Скоморохи, гусельники, дудари потешают народ. Монах в длиннополом тулупе поверх рясы, в клобуке крестится:
- Содом и Гоморра!
Прошагал мимо княжий пристав, грудь колесом, на народ свысока поглядывает. Бочком, держась неприметно, двигался в толпе заплечных дел мастер дьяк Фёдор. Глаза настороженные, всё что-то выискивают, высматривают. Монах дьяка издалека узнал, сплюнул, отвернулся. Гикая, топча конями зазевавшийся люд, промчались великовозрастные дети боярские и скрылись.
От торговых рядов до Красной площади рукой подать. Здесь веселье, парни девок катают. Девки ахают испуганно, а парни тому рады, ещё выше качели раскачивают, качельников подзадоривают. У костров люд греется В стороне мужики орлянку мечут. Парень, худой, жилистый, играет ловко, с прибаутками. Что ни метнёт - так и выигрыш. Степан шубу распахнул, проговорил:
- Дай удачи попытаю.
- Погоди, - остановил его Игнаша. Парень снова метнул.
Тут Игнаша изловчился и, подпрыгнув, поймал рубль на лету. Мужики зашумели, к Игнаше с кулаками подступили. А он рубль над головой поднял:
- Гляди, обманный!
- А и вправду, мужики, - ахнул один из игроков, - рубль с обеих сторон орлёный.
- То-то я диву дивился, до чего везуч парень, - почесал затылок второй мужик.
- Бей обманщика! - закричали игроки.
- Кого бей? - рассмеялся Сергуня. - Парень тю-тю! Как вы на Игнашу накинулись, так он и дал тягу.
За гуляньем не приметили, как и ночь наступила. Довели Игнаша с Сергуней Степана до Кремля, дождались, когда он вошёл в глубокий воротний проём, и отправились на Пушкарный двор.

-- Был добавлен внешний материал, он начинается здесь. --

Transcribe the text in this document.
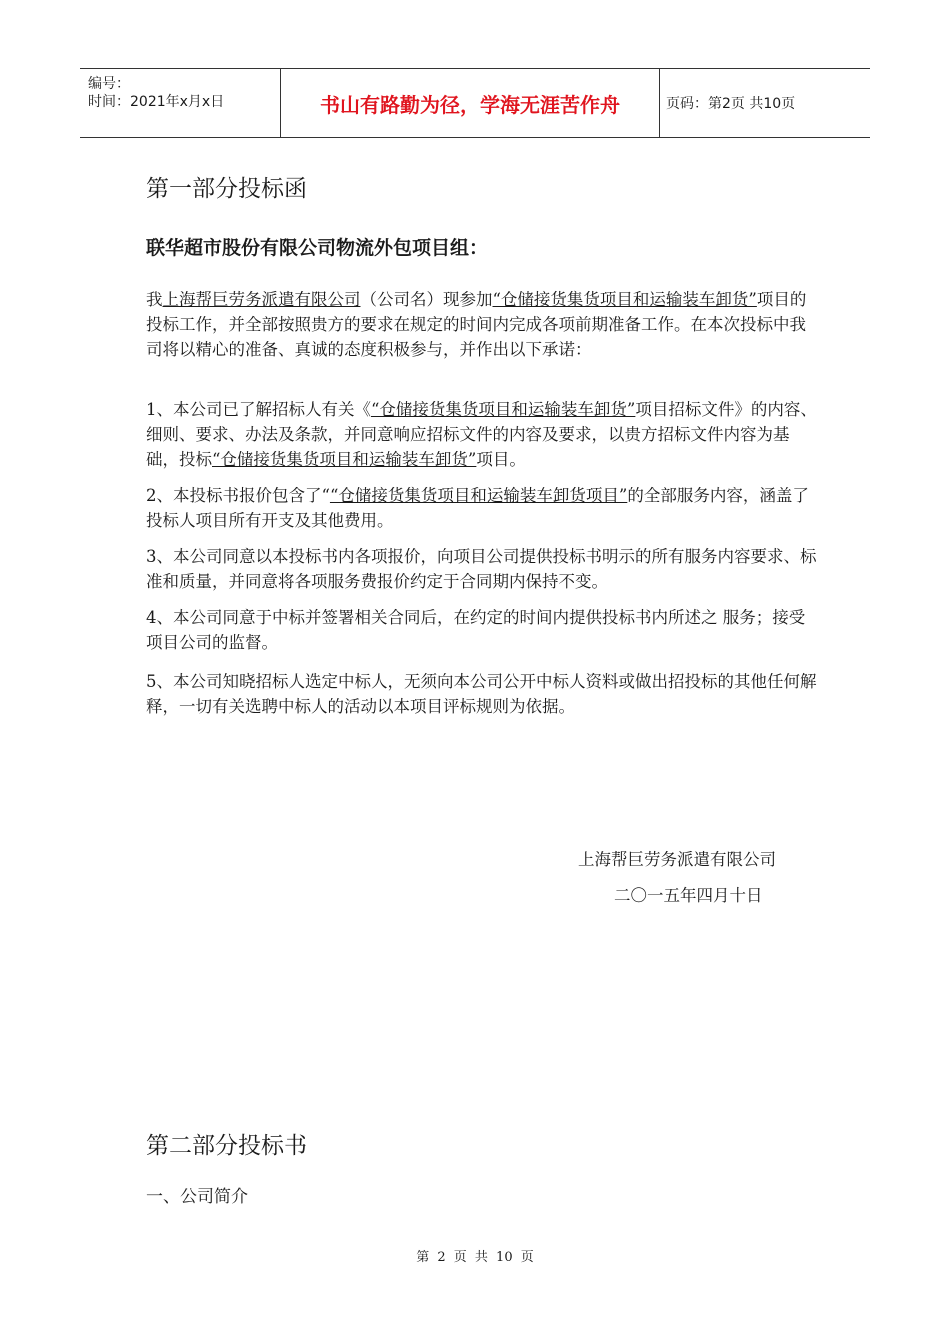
编号：
时间：2021年x月x日	书山有路勤为径，学海无涯苦作舟	页码：第2页 共10页
第一部分投标函
联华超市股份有限公司物流外包项目组：
我上海帮巨劳务派遣有限公司（公司名）现参加“仓储接货集货项目和运输装车卸货”项目的投标工作，并全部按照贵方的要求在规定的时间内完成各项前期准备工作。在本次投标中我司将以精心的准备、真诚的态度积极参与，并作出以下承诺：
1、本公司已了解招标人有关《“仓储接货集货项目和运输装车卸货”项目招标文件》的内容、细则、要求、办法及条款，并同意响应招标文件的内容及要求，以贵方招标文件内容为基础，投标“仓储接货集货项目和运输装车卸货”项目。
2、本投标书报价包含了““仓储接货集货项目和运输装车卸货项目”的全部服务内容，涵盖了投标人项目所有开支及其他费用。
3、本公司同意以本投标书内各项报价，向项目公司提供投标书明示的所有服务内容要求、标准和质量，并同意将各项服务费报价约定于合同期内保持不变。
4、本公司同意于中标并签署相关合同后，在约定的时间内提供投标书内所述之 服务；接受项目公司的监督。
5、本公司知晓招标人选定中标人，无须向本公司公开中标人资料或做出招投标的其他任何解释，一切有关选聘中标人的活动以本项目评标规则为依据。
上海帮巨劳务派遣有限公司
二〇一五年四月十日
第二部分投标书
一、公司简介
第 2 页 共 10 页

День ещё не начался. Чуть забрезжило. Тихо и безлюдно на улицах. В этой рани вдоль глухих заборов медленно брёл ничем не примечательный монах. Вот он перешёл дорогу, остановился у калитки версеневского подворья. У монаха в руках вытертый до блеска дорожный посох, за спиной холщовая котомка. Задрав голову, монах пристально разглядывал видневшиеся из-за высокого забора верхние хоромы боярского терема, обналиченные окна, светлый тёс на крыше. Потом протянул руку, постучал железным кольцом на калитке. Никто не отзывался. Снова взялся за кольцо. Сторож спросил сонно:
- Кого Бог принёс? Монах ответил негромко:
- Инок из Заволжья.
Долго гремели запоры, пока наконец, жалобно заплакав, калитка отворилась. Сторож закрыл собой проход, сказал:
- Чего надобно, Божий человек?
Монах попытался пройти в калитку, но сторож, расставив руки, задержал:
- Куда прёшь!
Монах оказался из настойчивых. Он отвёл руку сторожа, нажал плечом. Мужик хватился за дубину, заорал:
- Убью!
- Окстись, оглашенный! - отшатнулся монах. Скрипнула дверь хором, на ступеньках показался боярин Версень. Был он в исподнем белье, валенках, на плечах шуба внакидку.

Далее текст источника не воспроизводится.